C'est avec Six-Gun Gorilla que les lecteurs français ont pu découvrir le nom de Jeff Stokely, un artiste américain au style dynamique et soigné. Marquant les esprits, nous avons ensuite revu le dessinateur occasionnellement sur diverses séries et ce, ponctuellement. Il aura fallu attendre Le Beffroi, un récit ambitieux écrit par Simon Spurrier pour découvrir une autre facette de Jeff Stokely avec un visuel inspiré des univers de Miyazaki et de Mœbius. De passage à la Comic Con, nous avons pu retrouver un auteur très fatigué lors du dernier jour du salon. mais qu'importe la fatigue lrosque la bonne humeur est là !
interview Comics
Jeff Stokely
Bonjour Jeff Stokely, peux-tu tout d'abord te présenter aux lecteurs ?
Jeff Stokely : Je suis Jeff Stokely, j'ai commencé à travailler dans l'industrie des comics en 2009. J'ai vite travaillé pour Archaia, notamment sur Fraggle Rock. Ensuite, je me suis rendu en Californie où j'ai présenté mon travail à différents éditeurs, c'était assez cool. Après ça, j'ai fait Six-Gun Gorilla avec Simon Spurrier, un scénariste génial ! À l'origine, c'était un one-shot que l'on devait développer en story-board puis en comics. Ensemble, nous avons de nouveau collaborer sur Le Beffroi. Mon prochain livre sort pour Halloween et se nomme Piper avec Jay Asher, un romancier qui a souvent écrit sur des séries télé pour Netflix.
Quelles sont tes influences ?
Jeff Stokely : Elles ont constamment évolué. J'essaie aujourd'hui de prendre des choses dans la musique et dans celles de films entre autre. Pour Le Beffroi, je me suis vraiment inspiré du travail d'Hayao Miyazaki sur Nausicaä et de Mœbius. Enfin, j'espère avoir fait un travail correct comparé à ces deux légendes.
Comment as-tu bâti le monde du Beffroi ?
Jeff Stokely : Je ne voulais surtout pas copier ces deux monstres sacrés. Je voulais prendre des détails ou des éléments qui me plaisaient et les interpréter à ma manière. Pas de pinceau, juste des petits traits. Je voulais que mon graphisme soit méticuleux. Je ne voulais pas m'inspirer d'un seul artiste, mais des deux, et même d'autres d'ailleurs. Créer quelque chose de familier mais de contemporain, un mélange de Syfy et de fantasy. Je souhaitais que mon dessin soit très propre et en même temps un peu sale. Mœbius créé des costumes incroyablement simples et designés, c'était ma volonté aussi. Quand je suis tombé sur le travail de Mœbius, je devais avoir quoi ? 18-19 ans. Ce qu'il a montré dans Heavy Metal était juste stupéfiant. Il m'a influencé plus qu'aucun autre, plus que Saga par exemple, même si j'aime bien ce titre.

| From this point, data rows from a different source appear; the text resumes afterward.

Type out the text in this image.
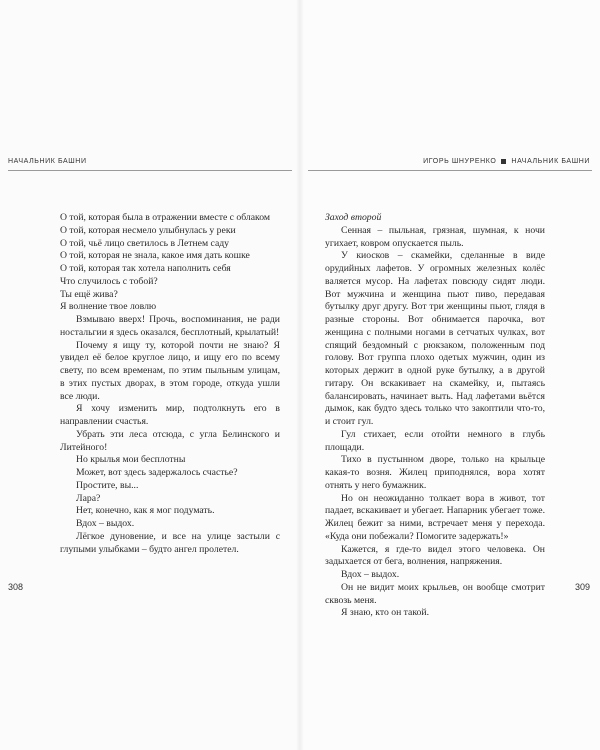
НАЧАЛЬНИК БАШНИ

О той, которая была в отражении вместе с облаком

О той, которая несмело улыбнулась у реки

О той, чьё лицо светилось в Летнем саду

О той, которая не знала, какое имя дать кошке

О той, которая так хотела наполнить себя

Что случилось с тобой?

Ты ещё жива?

Я волнение твое ловлю

Взмываю вверх! Прочь, воспоминания, не ради ностальгии я здесь оказался, бесплотный, крылатый!

Почему я ищу ту, которой почти не знаю? Я увидел её белое круглое лицо, и ищу его по всему свету, по всем временам, по этим пыльным улицам, в этих пустых дворах, в этом городе, откуда ушли все люди.

Я хочу изменить мир, подтолкнуть его в направлении счастья.

Убрать эти леса отсюда, с угла Белинского и Литейного!

Но крылья мои бесплотны

Может, вот здесь задержалось счастье?

Простите, вы...

Лара?

Нет, конечно, как я мог подумать.

Вдох – выдох.

Лёгкое дуновение, и все на улице застыли с глупыми улыбками – будто ангел пролетел.

308
ИГОРЬ ШНУРЕНКО НАЧАЛЬНИК БАШНИ

Заход второй

Сенная – пыльная, грязная, шумная, к ночи угихает, ковром опускается пыль.

У киосков – скамейки, сделанные в виде орудийных лафетов. У огромных железных колёс валяется мусор. На лафетах повсюду сидят люди. Вот мужчина и женщина пьют пиво, передавая бутылку друг другу. Вот три женщины пьют, глядя в разные стороны. Вот обнимается парочка, вот женщина с полными ногами в сетчатых чулках, вот спящий бездомный с рюкзаком, положенным под голову. Вот группа плохо одетых мужчин, один из которых держит в одной руке бутылку, а в другой гитару. Он вскакивает на скамейку, и, пытаясь балансировать, начинает выть. Над лафетами вьётся дымок, как будто здесь только что закоптили что-то, и стоит гул.

Гул стихает, если отойти немного в глубь площади.

Тихо в пустынном дворе, только на крыльце какая-то возня. Жилец приподнялся, вора хотят отнять у него бумажник.

Но он неожиданно толкает вора в живот, тот падает, вскакивает и убегает. Напарник убегает тоже. Жилец бежит за ними, встречает меня у перехода. «Куда они побежали? Помогите задержать!»

Кажется, я где-то видел этого человека. Он задыхается от бега, волнения, напряжения.

Вдох – выдох.

Он не видит моих крыльев, он вообще смотрит сквозь меня.

Я знаю, кто он такой.

309
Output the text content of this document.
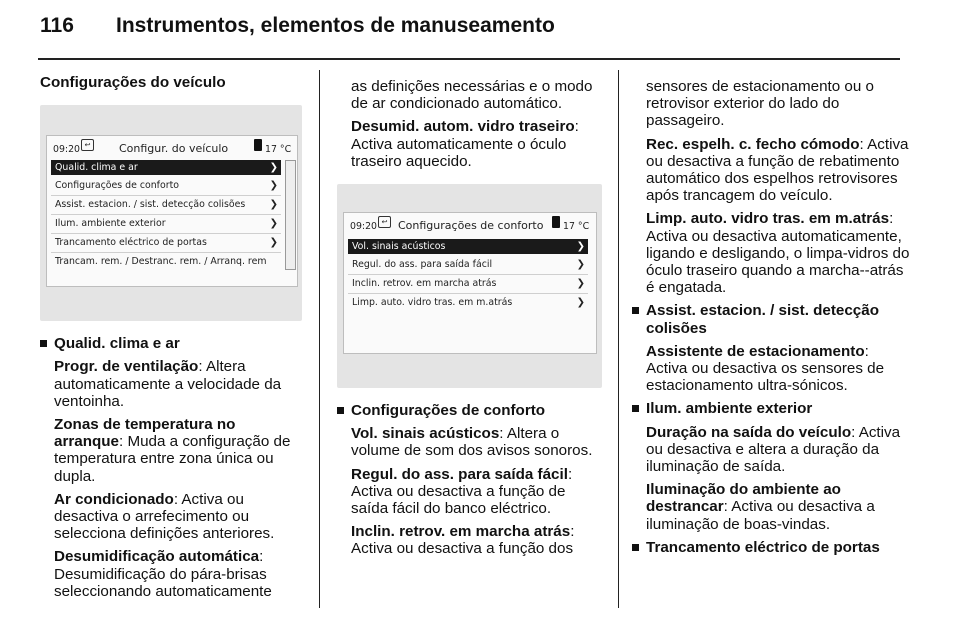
116 Instrumentos, elementos de manuseamento
Configurações do veículo
09:20 ↩	Configur. do veículo	17 °C
Qualid. clima e ar	❯
Configurações de conforto	❯
Assist. estacion. / sist. detecção colisões ❯
Ilum. ambiente exterior	❯
Trancamento eléctrico de portas	❯
Trancam. rem. / Destranc. rem. / Arranq. rem
Qualid. clima e ar

Progr. de ventilação: Altera automaticamente a velocidade da ventoinha.

Zonas de temperatura no arranque: Muda a configuração de temperatura entre zona única ou dupla.

Ar condicionado: Activa ou desactiva o arrefecimento ou selecciona definições anteriores.

Desumidificação automática: Desumidificação do pára-brisas seleccionando automaticamente

as definições necessárias e o modo de ar condicionado automático.

Desumid. autom. vidro traseiro: Activa automaticamente o óculo traseiro aquecido.

09:20 ↩ Configurações de conforto 17 °C
Vol. sinais acústicos	❯
Regul. do ass. para saída fácil	❯
Inclin. retrov. em marcha atrás	❯
Limp. auto. vidro tras. em m.atrás	❯
Configurações de conforto

Vol. sinais acústicos: Altera o volume de som dos avisos sonoros.

Regul. do ass. para saída fácil: Activa ou desactiva a função de saída fácil do banco eléctrico.

Inclin. retrov. em marcha atrás: Activa ou desactiva a função dos

sensores de estacionamento ou o retrovisor exterior do lado do passageiro.

Rec. espelh. c. fecho cómodo: Activa ou desactiva a função de rebatimento automático dos espelhos retrovisores após trancagem do veículo.

Limp. auto. vidro tras. em m.atrás: Activa ou desactiva automaticamente, ligando e desligando, o limpa-vidros do óculo traseiro quando a marcha--atrás é engatada.

Assist. estacion. / sist. detecção colisões

Assistente de estacionamento: Activa ou desactiva os sensores de estacionamento ultra-sónicos.

Ilum. ambiente exterior

Duração na saída do veículo: Activa ou desactiva e altera a duração da iluminação de saída.

Iluminação do ambiente ao destrancar: Activa ou desactiva a iluminação de boas-vindas.

Trancamento eléctrico de portas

Mœbius s'inspirait lui aussi des autres artistes, voyant en eux certaines façons d'appréhender différemment l'art qu'il chérissait tant...
Jeff Stokely : Il n'y a plus vraiment d'originalité dans l'art. La différence entre un artiste et un autre est la manière dont nous interprétons nos influences et définissons nos styles personnels. Comment peut-on ne pas avoir un jour vu un dessin de Mœbius et être marqué par son trait, son univers ou son génie ? Sa capacité à se renouveler en permanence le rend incroyable pour des générations entières de dessinateurs.

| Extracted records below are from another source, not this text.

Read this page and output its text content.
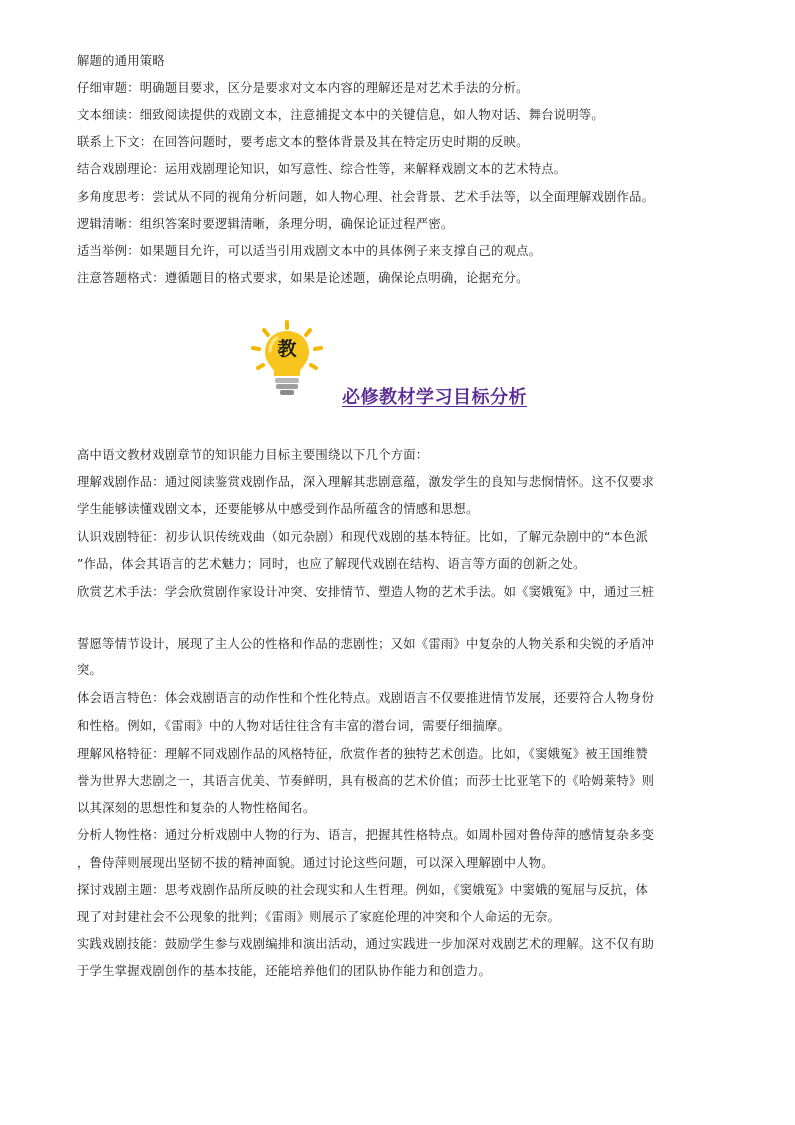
解题的通用策略
仔细审题：明确题目要求，区分是要求对文本内容的理解还是对艺术手法的分析。
文本细读：细致阅读提供的戏剧文本，注意捕捉文本中的关键信息，如人物对话、舞台说明等。
联系上下文：在回答问题时，要考虑文本的整体背景及其在特定历史时期的反映。
结合戏剧理论：运用戏剧理论知识，如写意性、综合性等，来解释戏剧文本的艺术特点。
多角度思考：尝试从不同的视角分析问题，如人物心理、社会背景、艺术手法等，以全面理解戏剧作品。
逻辑清晰：组织答案时要逻辑清晰，条理分明，确保论证过程严密。
适当举例：如果题目允许，可以适当引用戏剧文本中的具体例子来支撑自己的观点。
注意答题格式：遵循题目的格式要求，如果是论述题，确保论点明确，论据充分。
教
必修教材学习目标分析
高中语文教材戏剧章节的知识能力目标主要围绕以下几个方面：
理解戏剧作品：通过阅读鉴赏戏剧作品，深入理解其悲剧意蕴，激发学生的良知与悲悯情怀。这不仅要求
学生能够读懂戏剧文本，还要能够从中感受到作品所蕴含的情感和思想。
认识戏剧特征：初步认识传统戏曲（如元杂剧）和现代戏剧的基本特征。比如，了解元杂剧中的“本色派
”作品，体会其语言的艺术魅力；同时，也应了解现代戏剧在结构、语言等方面的创新之处。
欣赏艺术手法：学会欣赏剧作家设计冲突、安排情节、塑造人物的艺术手法。如《窦娥冤》中，通过三桩
誓愿等情节设计，展现了主人公的性格和作品的悲剧性；又如《雷雨》中复杂的人物关系和尖锐的矛盾冲
突。
体会语言特色：体会戏剧语言的动作性和个性化特点。戏剧语言不仅要推进情节发展，还要符合人物身份
和性格。例如，《雷雨》中的人物对话往往含有丰富的潜台词，需要仔细揣摩。
理解风格特征：理解不同戏剧作品的风格特征，欣赏作者的独特艺术创造。比如，《窦娥冤》被王国维赞
誉为世界大悲剧之一，其语言优美、节奏鲜明，具有极高的艺术价值；而莎士比亚笔下的《哈姆莱特》则
以其深刻的思想性和复杂的人物性格闻名。
分析人物性格：通过分析戏剧中人物的行为、语言，把握其性格特点。如周朴园对鲁侍萍的感情复杂多变
，鲁侍萍则展现出坚韧不拔的精神面貌。通过讨论这些问题，可以深入理解剧中人物。
探讨戏剧主题：思考戏剧作品所反映的社会现实和人生哲理。例如，《窦娥冤》中窦娥的冤屈与反抗，体
现了对封建社会不公现象的批判；《雷雨》则展示了家庭伦理的冲突和个人命运的无奈。
实践戏剧技能：鼓励学生参与戏剧编排和演出活动，通过实践进一步加深对戏剧艺术的理解。这不仅有助
于学生掌握戏剧创作的基本技能，还能培养他们的团队协作能力和创造力。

Comment présenterais-tu Le Beffroi aux lecteurs ?
Jeff Stokely : Je ne suis vraiment pas bon dans cet exercice ! J'appelle un ami : Simon Spurrier ! [rires] En fait, c'est une histoire avec de la science-fiction, du fantastique, du polar, de la fantasy. Shâ est la commandante de la garde d'une grande cité. Son job est de découvrir qui a commis un meurtre. Elle va devoir se confronter à des problèmes de classes sociales et différents secrets liés à ce monde.
Avez-vous envie Simon et toi d'explorer une fois encore l'univers du Beffroi ?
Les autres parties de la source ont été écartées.